20/12/2024

Amanheci nas entranhas da cidade. Cheira a frio e cansaço pelas ruas. Tudo parece ter sabor de abandono. São, talvez, imensas as formas possíveis de abandonar algo ou alguém. De nos abandonarmos. 

Caminhei as ruas como se a única possibilidade fosse chegar ao destino. Caminhei com o sangue fora da pele, com o grito fora da boca, com a certeza fora de mim. 

O que permanece no abandono é a despertença.

Se não pertenço aqui, quem serei eu?

17/12/2024

Despertei de dentro da noite com um grito de tua voz espalhada sobre meu ventre. Fechei de novo os olhos e perscutei-te no silêncio segurando-te a voz com as minhas mãos abertas.


11/12/2024

Supus que a raiva iria cessar.

Acreditei como se acredita cegamente nas coisas que, na verdade, não existem senão em nós mesmos. 

Mas a raiva não parou. 

Escorre como um manto de lava incandescente por dentro do corpo do meu sangue. Jorra no fel das minhas palavras e consome tudo o que restava das cinzas da minha esperança.

09/12/2024

ReGrESso

Parei na rua por um momento, devagar, sem permitir a pressa dos dias. Escutei o sol na minha pele. Senti o silêncio que vem de dentro, obliterar o ruído da cidade. Um momento de claridade, enquanto fechei os olhos devagar, e compreendi tudo. 

Vi que sempre foram os olhos teus o que me levou de volta a esse lugar. Foram sempre teus olhos [feridos], teu olhar [vivo], tua claridade [obscura], tua intensidade [efémera], tua inconstância [consistente], teu mar [meu ar] que me fizeram sempre regressar. Impelida por tua luz, atravessei às escuras o oceano, vezes sem conta, para te [me] reencontrar. 
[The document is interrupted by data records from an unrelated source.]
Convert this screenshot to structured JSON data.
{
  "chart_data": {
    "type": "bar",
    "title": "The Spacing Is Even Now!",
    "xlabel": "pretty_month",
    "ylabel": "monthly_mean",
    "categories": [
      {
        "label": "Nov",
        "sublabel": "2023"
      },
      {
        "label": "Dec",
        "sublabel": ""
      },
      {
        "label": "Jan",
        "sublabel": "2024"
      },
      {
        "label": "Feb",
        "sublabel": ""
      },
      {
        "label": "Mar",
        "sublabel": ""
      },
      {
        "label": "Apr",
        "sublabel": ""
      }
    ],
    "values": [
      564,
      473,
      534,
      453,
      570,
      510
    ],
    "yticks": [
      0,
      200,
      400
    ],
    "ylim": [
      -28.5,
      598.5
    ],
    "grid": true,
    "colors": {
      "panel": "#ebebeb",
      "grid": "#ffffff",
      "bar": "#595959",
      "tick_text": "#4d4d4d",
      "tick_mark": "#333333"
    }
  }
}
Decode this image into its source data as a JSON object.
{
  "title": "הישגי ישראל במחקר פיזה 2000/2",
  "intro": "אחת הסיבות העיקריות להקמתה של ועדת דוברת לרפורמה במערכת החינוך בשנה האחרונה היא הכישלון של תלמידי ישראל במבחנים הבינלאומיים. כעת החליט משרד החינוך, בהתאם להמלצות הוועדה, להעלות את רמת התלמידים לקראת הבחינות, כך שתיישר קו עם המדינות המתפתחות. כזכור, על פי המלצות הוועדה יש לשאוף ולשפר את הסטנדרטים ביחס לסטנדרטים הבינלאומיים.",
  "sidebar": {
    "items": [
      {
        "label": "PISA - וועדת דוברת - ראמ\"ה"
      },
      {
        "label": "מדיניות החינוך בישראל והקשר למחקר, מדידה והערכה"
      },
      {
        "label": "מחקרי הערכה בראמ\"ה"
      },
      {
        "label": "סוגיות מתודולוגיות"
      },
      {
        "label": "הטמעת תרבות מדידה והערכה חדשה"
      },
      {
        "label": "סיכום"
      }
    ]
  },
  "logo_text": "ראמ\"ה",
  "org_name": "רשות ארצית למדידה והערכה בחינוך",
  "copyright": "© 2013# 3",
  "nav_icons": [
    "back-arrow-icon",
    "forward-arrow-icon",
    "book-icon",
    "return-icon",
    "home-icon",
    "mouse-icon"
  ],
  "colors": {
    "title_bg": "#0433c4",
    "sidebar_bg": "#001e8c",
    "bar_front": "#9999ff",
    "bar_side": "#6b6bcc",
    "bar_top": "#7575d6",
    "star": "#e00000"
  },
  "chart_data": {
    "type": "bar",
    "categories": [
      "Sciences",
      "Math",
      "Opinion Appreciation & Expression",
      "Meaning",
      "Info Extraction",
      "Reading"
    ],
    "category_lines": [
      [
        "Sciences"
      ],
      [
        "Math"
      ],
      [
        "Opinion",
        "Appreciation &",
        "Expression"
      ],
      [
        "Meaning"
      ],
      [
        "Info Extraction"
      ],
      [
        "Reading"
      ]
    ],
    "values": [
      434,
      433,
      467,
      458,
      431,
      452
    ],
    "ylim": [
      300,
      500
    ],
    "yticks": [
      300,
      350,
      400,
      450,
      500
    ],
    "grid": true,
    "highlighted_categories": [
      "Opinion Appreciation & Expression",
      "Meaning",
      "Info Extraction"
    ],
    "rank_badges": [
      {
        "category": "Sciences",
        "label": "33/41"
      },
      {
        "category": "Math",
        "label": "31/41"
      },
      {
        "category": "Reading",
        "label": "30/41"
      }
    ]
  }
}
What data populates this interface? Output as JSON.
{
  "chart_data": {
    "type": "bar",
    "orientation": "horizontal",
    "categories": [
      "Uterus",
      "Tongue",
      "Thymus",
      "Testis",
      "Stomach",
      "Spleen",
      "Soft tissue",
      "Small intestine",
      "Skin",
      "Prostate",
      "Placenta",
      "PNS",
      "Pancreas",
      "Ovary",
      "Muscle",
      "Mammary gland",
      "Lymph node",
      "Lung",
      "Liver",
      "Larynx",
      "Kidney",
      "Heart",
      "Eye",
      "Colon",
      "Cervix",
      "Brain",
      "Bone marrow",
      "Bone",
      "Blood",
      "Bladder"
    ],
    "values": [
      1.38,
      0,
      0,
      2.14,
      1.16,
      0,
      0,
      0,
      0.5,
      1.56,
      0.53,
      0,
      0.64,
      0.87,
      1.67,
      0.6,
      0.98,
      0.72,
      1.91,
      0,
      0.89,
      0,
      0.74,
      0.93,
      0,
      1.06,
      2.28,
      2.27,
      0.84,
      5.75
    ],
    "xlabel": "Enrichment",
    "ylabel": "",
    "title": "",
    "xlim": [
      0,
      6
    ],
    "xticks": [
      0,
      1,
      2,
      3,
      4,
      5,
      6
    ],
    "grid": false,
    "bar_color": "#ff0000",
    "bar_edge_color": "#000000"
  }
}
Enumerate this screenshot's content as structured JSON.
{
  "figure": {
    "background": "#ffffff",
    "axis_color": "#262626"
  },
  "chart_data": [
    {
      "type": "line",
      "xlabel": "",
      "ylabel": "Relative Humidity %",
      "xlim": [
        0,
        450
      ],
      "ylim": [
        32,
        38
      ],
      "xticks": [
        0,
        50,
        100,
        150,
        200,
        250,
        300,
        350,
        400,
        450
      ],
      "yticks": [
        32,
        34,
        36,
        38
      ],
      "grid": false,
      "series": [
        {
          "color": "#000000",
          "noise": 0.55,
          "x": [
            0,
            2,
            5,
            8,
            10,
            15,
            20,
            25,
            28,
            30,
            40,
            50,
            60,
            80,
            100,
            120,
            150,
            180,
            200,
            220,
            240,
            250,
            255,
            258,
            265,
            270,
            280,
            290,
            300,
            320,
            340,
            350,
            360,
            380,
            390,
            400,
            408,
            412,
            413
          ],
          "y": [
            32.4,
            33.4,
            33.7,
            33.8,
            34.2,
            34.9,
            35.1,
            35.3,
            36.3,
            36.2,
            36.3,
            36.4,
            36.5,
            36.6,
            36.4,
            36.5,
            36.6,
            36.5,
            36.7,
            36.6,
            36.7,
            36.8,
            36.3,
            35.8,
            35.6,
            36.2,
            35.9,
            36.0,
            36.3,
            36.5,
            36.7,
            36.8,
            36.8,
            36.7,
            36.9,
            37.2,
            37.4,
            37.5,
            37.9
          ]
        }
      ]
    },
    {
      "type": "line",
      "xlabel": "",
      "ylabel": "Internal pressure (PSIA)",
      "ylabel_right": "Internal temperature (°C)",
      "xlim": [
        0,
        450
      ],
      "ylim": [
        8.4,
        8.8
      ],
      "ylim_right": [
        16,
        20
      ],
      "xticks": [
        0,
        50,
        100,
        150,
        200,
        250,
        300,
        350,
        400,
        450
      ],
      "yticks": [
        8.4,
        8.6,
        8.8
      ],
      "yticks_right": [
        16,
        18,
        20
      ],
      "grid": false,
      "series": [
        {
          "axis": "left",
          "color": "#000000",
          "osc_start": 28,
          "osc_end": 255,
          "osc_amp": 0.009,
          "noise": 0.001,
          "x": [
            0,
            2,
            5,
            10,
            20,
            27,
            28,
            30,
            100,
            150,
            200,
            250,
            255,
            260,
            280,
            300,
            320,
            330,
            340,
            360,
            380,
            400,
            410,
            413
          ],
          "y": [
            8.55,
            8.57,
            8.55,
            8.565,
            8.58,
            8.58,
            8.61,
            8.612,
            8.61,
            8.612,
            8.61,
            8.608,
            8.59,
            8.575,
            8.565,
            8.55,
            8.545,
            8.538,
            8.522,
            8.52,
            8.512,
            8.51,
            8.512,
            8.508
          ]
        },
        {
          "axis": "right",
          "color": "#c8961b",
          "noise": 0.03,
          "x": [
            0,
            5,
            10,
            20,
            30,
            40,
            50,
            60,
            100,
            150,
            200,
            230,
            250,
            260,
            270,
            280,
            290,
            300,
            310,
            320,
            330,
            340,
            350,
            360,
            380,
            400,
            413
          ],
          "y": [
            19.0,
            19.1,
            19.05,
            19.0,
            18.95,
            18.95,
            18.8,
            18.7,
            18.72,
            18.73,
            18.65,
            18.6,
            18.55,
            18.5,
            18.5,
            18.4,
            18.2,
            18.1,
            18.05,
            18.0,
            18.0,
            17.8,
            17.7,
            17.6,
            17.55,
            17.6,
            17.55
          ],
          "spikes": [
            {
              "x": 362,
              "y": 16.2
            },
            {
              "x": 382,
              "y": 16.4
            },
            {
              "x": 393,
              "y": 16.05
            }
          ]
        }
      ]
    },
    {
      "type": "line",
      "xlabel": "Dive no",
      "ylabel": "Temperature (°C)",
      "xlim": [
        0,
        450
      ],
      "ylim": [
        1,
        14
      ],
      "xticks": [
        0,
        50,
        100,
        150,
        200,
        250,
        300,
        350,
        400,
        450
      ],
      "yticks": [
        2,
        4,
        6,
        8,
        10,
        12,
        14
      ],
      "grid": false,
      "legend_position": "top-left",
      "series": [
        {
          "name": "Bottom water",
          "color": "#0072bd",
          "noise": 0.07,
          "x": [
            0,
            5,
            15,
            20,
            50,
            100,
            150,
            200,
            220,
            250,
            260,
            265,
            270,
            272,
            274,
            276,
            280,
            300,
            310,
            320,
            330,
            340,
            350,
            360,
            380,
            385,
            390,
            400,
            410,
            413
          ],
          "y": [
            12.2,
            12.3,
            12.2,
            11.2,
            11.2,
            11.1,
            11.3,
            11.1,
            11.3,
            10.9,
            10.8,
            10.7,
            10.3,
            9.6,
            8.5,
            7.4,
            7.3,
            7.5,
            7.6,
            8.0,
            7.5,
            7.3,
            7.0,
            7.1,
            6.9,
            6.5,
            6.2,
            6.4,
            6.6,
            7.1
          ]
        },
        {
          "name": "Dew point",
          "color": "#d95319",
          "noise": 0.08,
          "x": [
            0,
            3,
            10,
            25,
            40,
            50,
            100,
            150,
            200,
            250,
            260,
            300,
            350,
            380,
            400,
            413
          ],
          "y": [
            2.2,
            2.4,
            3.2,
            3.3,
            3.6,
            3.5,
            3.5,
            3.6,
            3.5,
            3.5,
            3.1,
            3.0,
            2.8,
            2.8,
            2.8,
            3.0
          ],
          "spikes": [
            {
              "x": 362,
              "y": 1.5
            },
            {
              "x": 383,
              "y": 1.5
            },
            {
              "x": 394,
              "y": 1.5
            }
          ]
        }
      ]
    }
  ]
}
Compreendo, agora, que foi por ti [sempre] que regressei.


06/12/2024

Por vezes

no interior da noite

queria 

apenas

poder

segurar-te nas asas 

adormecer 

com as tuas penas 

nas minhas mãos.

05/12/2024

estou de olhos fechados. virado para a parede. nunca vi tão claramente como agora. não há nada para além de escuridão em redor. mas é agora que eu vejo. junto a pele à cal. fundo-me com a pedra. mastigo os restos de pó e deixo-me envolver pela putrefacção das formas. estou de olhos fechados a olhar para mim. só agora consigo ver tudo. cruzo os braços. quebro os ossos. vazo o interior de mim e espero. de olhos fechados. virado para ti.